The 100 women included in this study were matched: no differences in urodynamic findings were observed between the two groups, except for a difference in intra-urethral pressure. The authors concluded that a decrease in the urethral pressure could contribute to the characterization of incontinence after RH [34]. Regarding urgency, frequency and nocturia were higher in our review in CRH group if compared to both NSRH and RH Piver Class I/II: this fact is probably linked to disruption of sympathetic/ adrenergic nervous fibers. The resection of autonomic fibers innervating the bladder can happen at several stages during radical hysterectomy: during dissection of the presacral or superior gluteus nodes, during vaginal dissection and mobilization of the bladder and during resection of the cardinal ligament. PVR was not different between the different types of radical hysterectomy, but an interesting data was reported by Rho, et al. [21]. They showed that the median duration before that the post-void residual urine volume becomes less than 50 mL is 11 days vs 18 days for NSRH and CRH respectively (p <0.001).

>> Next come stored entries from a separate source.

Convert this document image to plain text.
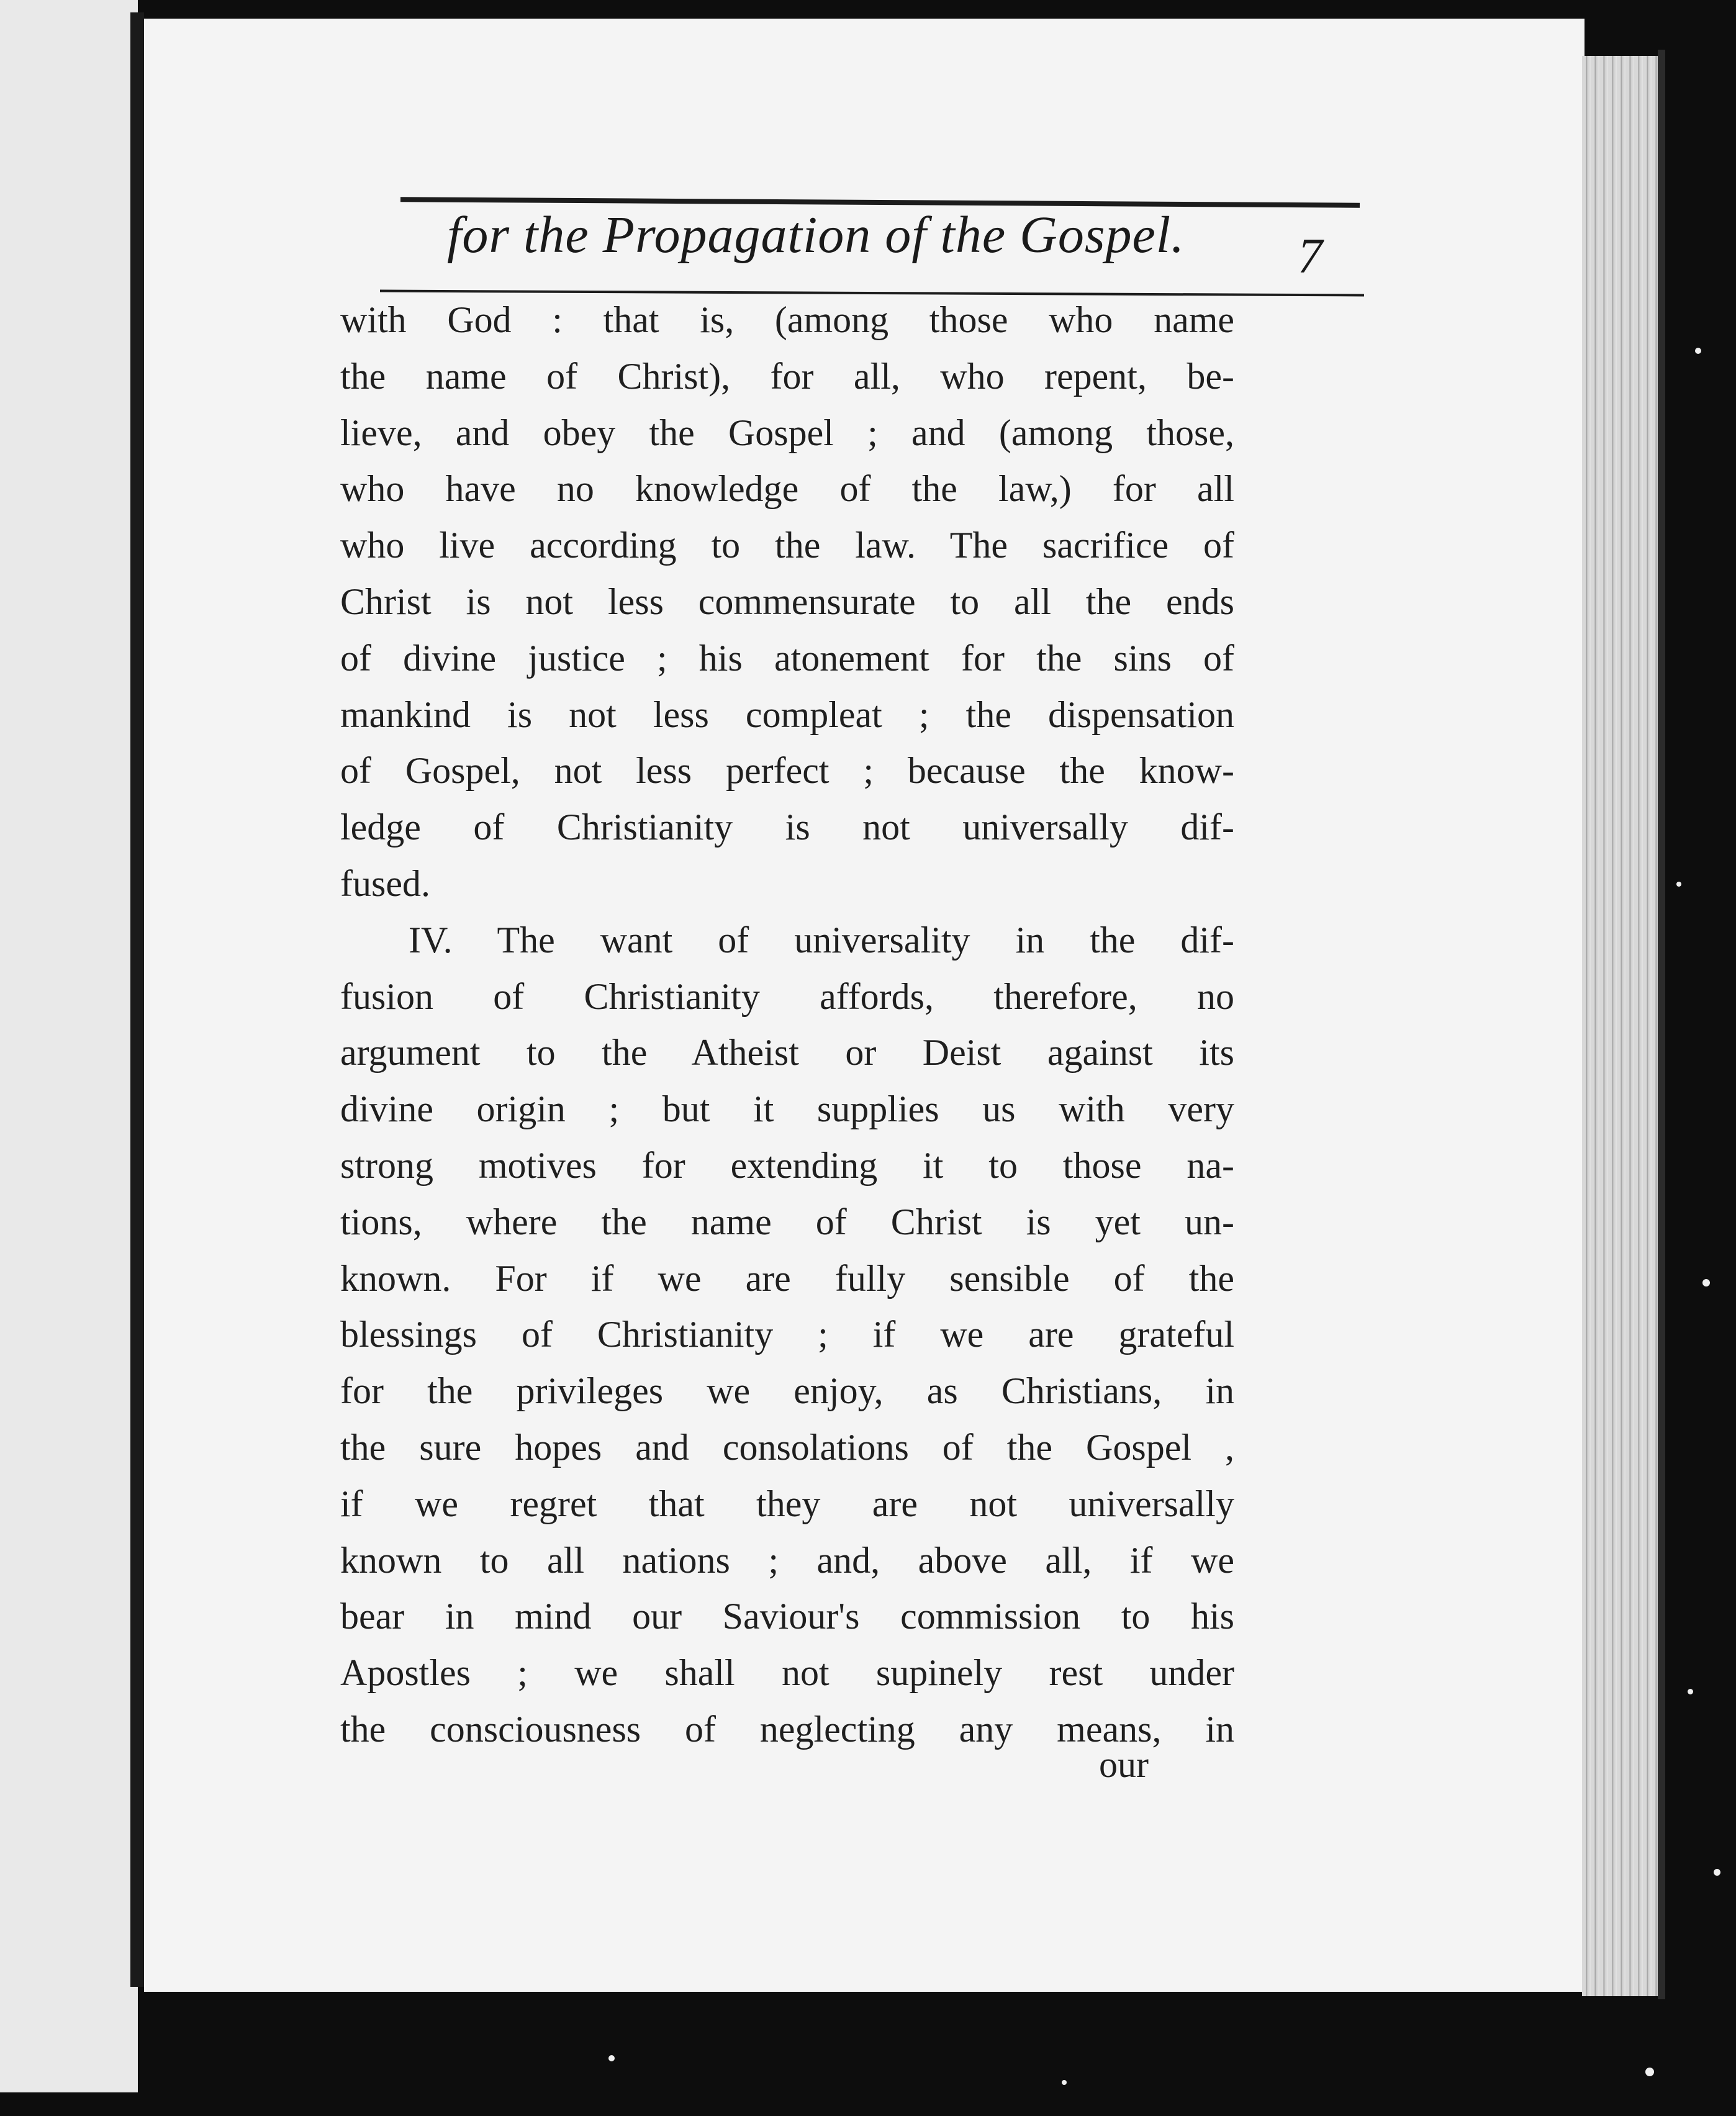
for the Propagation of the Gospel.	7
with God : that is, (among those who name
the name of Christ), for all, who repent, be-
lieve, and obey the Gospel ; and (among those,
who have no knowledge of the law,) for all
who live according to the law. The sacrifice of
Christ is not less commensurate to all the ends
of divine justice ; his atonement for the sins of
mankind is not less compleat ; the dispensation
of Gospel, not less perfect ; because the know-
ledge of Christianity is not universally dif-
fused.
IV. The want of universality in the dif-
fusion of Christianity affords, therefore, no
argument to the Atheist or Deist against its
divine origin ; but it supplies us with very
strong motives for extending it to those na-
tions, where the name of Christ is yet un-
known. For if we are fully sensible of the
blessings of Christianity ; if we are grateful
for the privileges we enjoy, as Christians, in
the sure hopes and consolations of the Gospel ,
if we regret that they are not universally
known to all nations ; and, above all, if we
bear in mind our Saviour's commission to his
Apostles ; we shall not supinely rest under
the consciousness of neglecting any means, in
our
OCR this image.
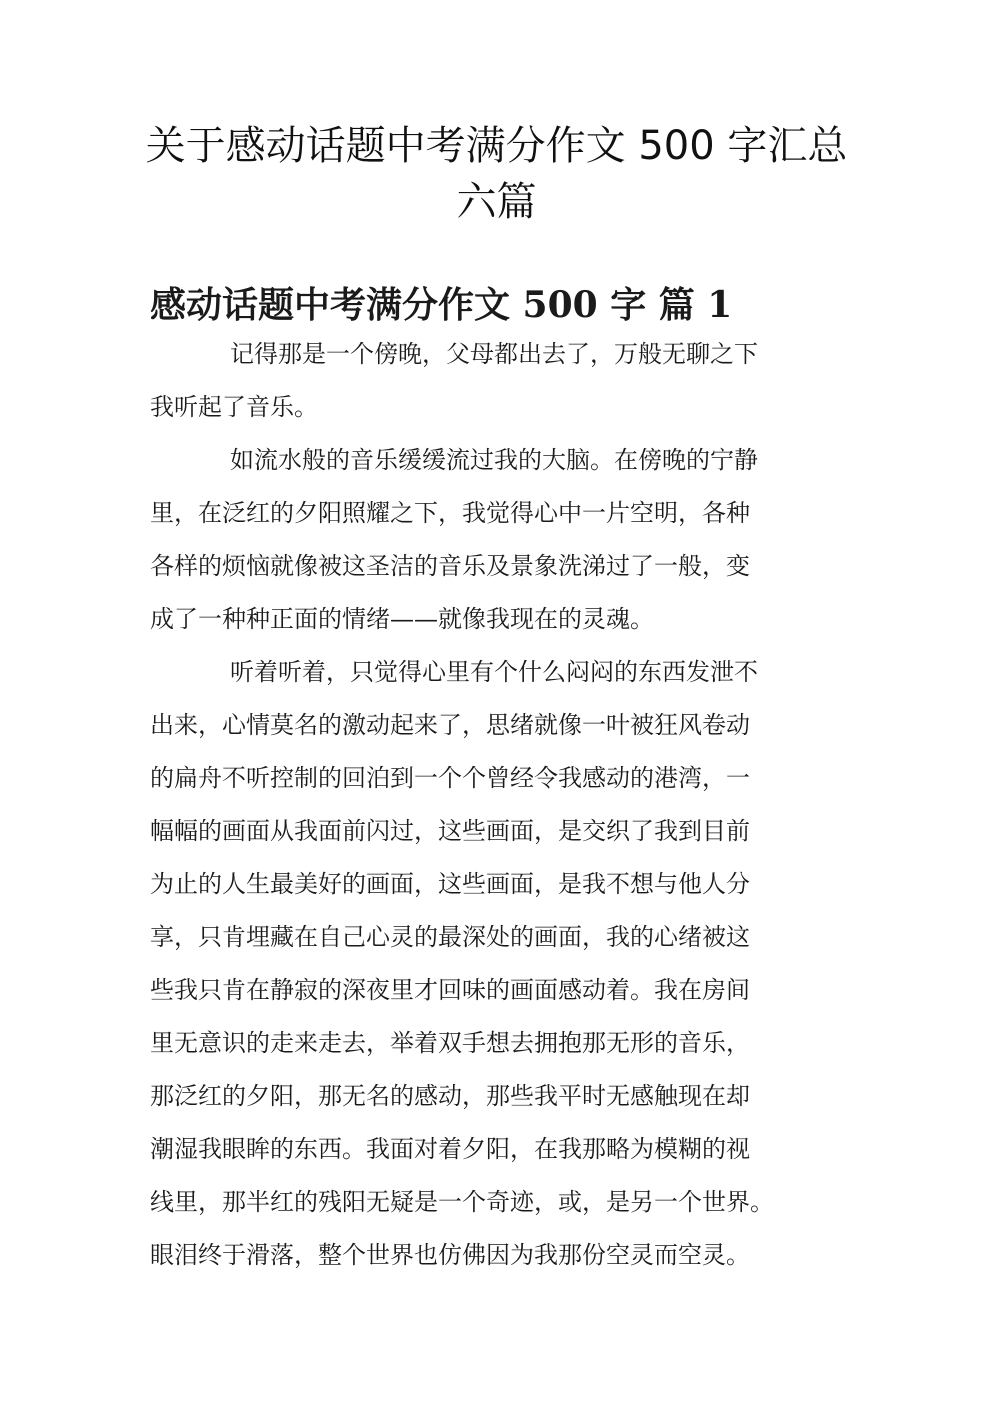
关于感动话题中考满分作文 500 字汇总
六篇
感动话题中考满分作文 500 字 篇 1
记得那是一个傍晚，父母都出去了，万般无聊之下
我听起了音乐。
如流水般的音乐缓缓流过我的大脑。在傍晚的宁静
里，在泛红的夕阳照耀之下，我觉得心中一片空明，各种
各样的烦恼就像被这圣洁的音乐及景象洗涕过了一般，变
成了一种种正面的情绪——就像我现在的灵魂。
听着听着，只觉得心里有个什么闷闷的东西发泄不
出来，心情莫名的激动起来了，思绪就像一叶被狂风卷动
的扁舟不听控制的回泊到一个个曾经令我感动的港湾，一
幅幅的画面从我面前闪过，这些画面，是交织了我到目前
为止的人生最美好的画面，这些画面，是我不想与他人分
享，只肯埋藏在自己心灵的最深处的画面，我的心绪被这
些我只肯在静寂的深夜里才回味的画面感动着。我在房间
里无意识的走来走去，举着双手想去拥抱那无形的音乐，
那泛红的夕阳，那无名的感动，那些我平时无感触现在却
潮湿我眼眸的东西。我面对着夕阳，在我那略为模糊的视
线里，那半红的残阳无疑是一个奇迹，或，是另一个世界。
眼泪终于滑落，整个世界也仿佛因为我那份空灵而空灵。
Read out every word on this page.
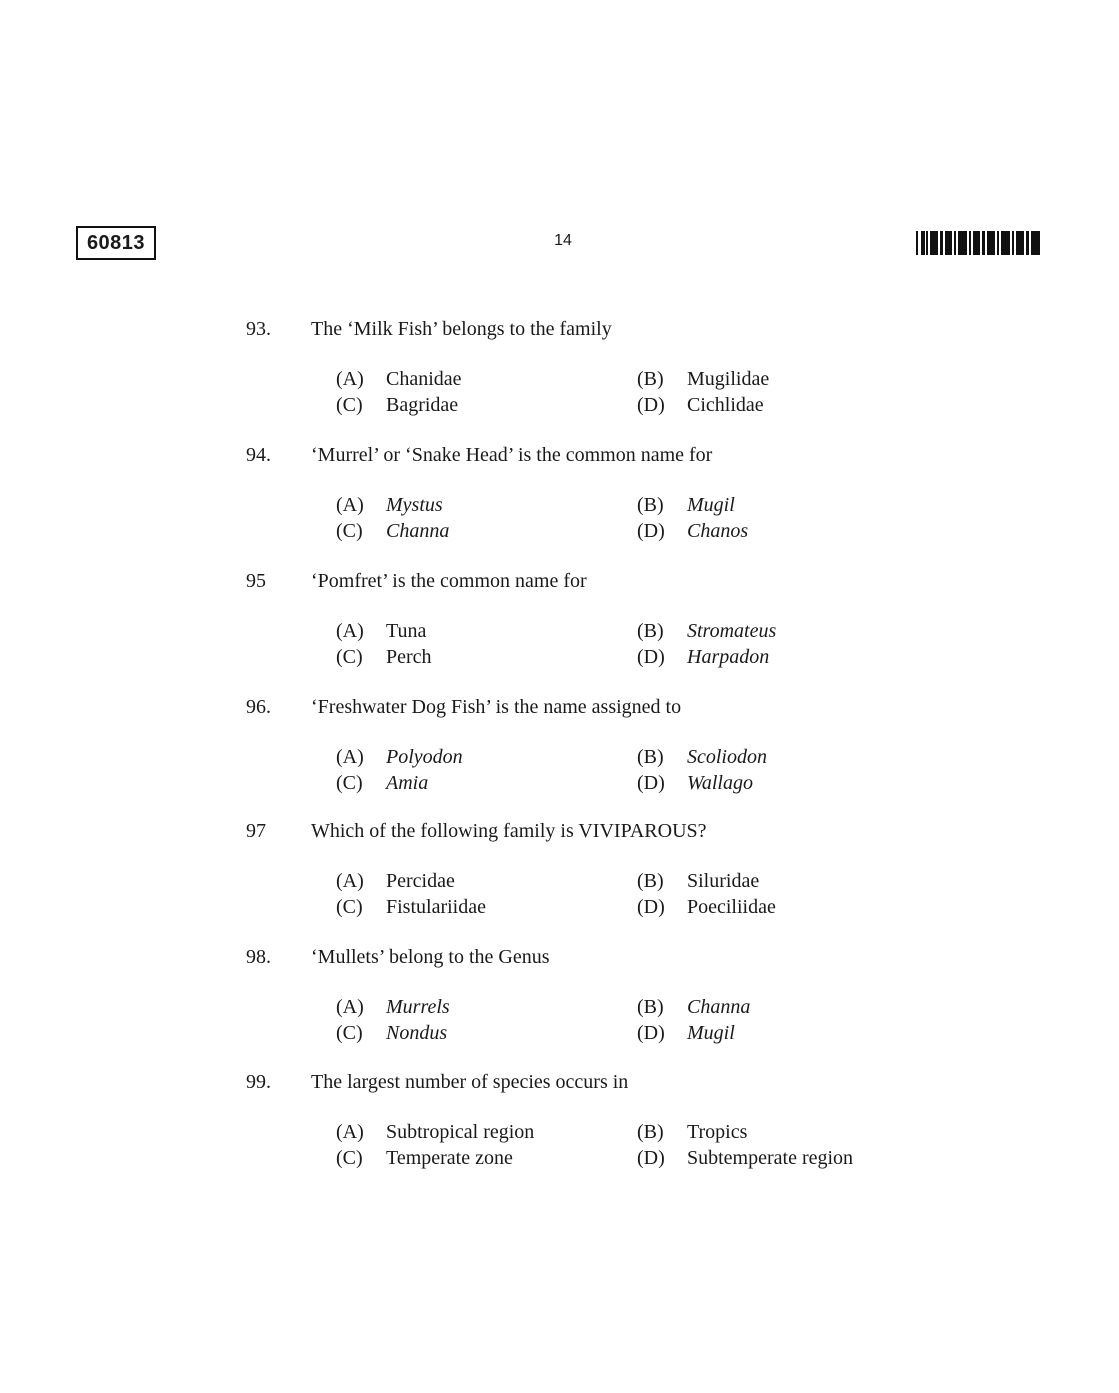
60813	14
93. The ‘Milk Fish’ belongs to the family
(A) Chanidae	(B) Mugilidae
(C) Bagridae	(D) Cichlidae
94. ‘Murrel’ or ‘Snake Head’ is the common name for
(A) Mystus	(B) Mugil
(C) Channa	(D) Chanos
95 ‘Pomfret’ is the common name for
(A) Tuna	(B) Stromateus
(C) Perch	(D) Harpadon
96. ‘Freshwater Dog Fish’ is the name assigned to
(A) Polyodon	(B) Scoliodon
(C) Amia	(D) Wallago
97 Which of the following family is VIVIPAROUS?
(A) Percidae	(B) Siluridae
(C) Fistulariidae	(D) Poeciliidae
98. ‘Mullets’ belong to the Genus
(A) Murrels	(B) Channa
(C) Nondus	(D) Mugil
99. The largest number of species occurs in
(A) Subtropical region	(B) Tropics
(C) Temperate zone	(D) Subtemperate region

Neurogenic bladder, due to peripheral damage with atonic bladder and urine retention, was higher in CRH group than Piver Class I/II, and this event was completely absent in NSRH group. This manifestation is present when the sympathetic nervous system is active, urinary accommodation occurs and the micturition reflex is inhibited. This event can occur in presence of different confounding factors like opioid use or anesthetics or surgical pain, via activation of the sympathetic nervous system that leads to detrusor relaxation and bladder neck contraction—essentially a constant bladder filling stage as described by the mechanisms above. However, there are many additional methodological biases in the previous published studies. These include mostly the sample size and incomplete urological data from the different studies and different period of follow-up considered.
Conclusion
Our review highlights how modified radical hysterectomy (Piver II /Querleu-Morrow Type B) in ECC, if compared to CRH (Piver III / Querleu-Morrow Type C2), is associated with better urologic outcome after surgery. About the nerve sparing radical hysterectomy approach (NSRH/ Querleu-Morrow Type C1) compared to CRH (Piver III / Type C2) in the ECC, our data can confirm a superiority regarding the urologic outcome. From the preliminary tests, it seems that a reduced radicality on the parametrium offers positive effects on urologic outcome. It should always be considered to avoid an excessive treatment of ECC and offer a tailored treatment. Despite the results of our review, we need randomized studies in the future to confirm its safety from an oncological point of view in patients with ECC, given the small number of patients in most of the current randomized studies.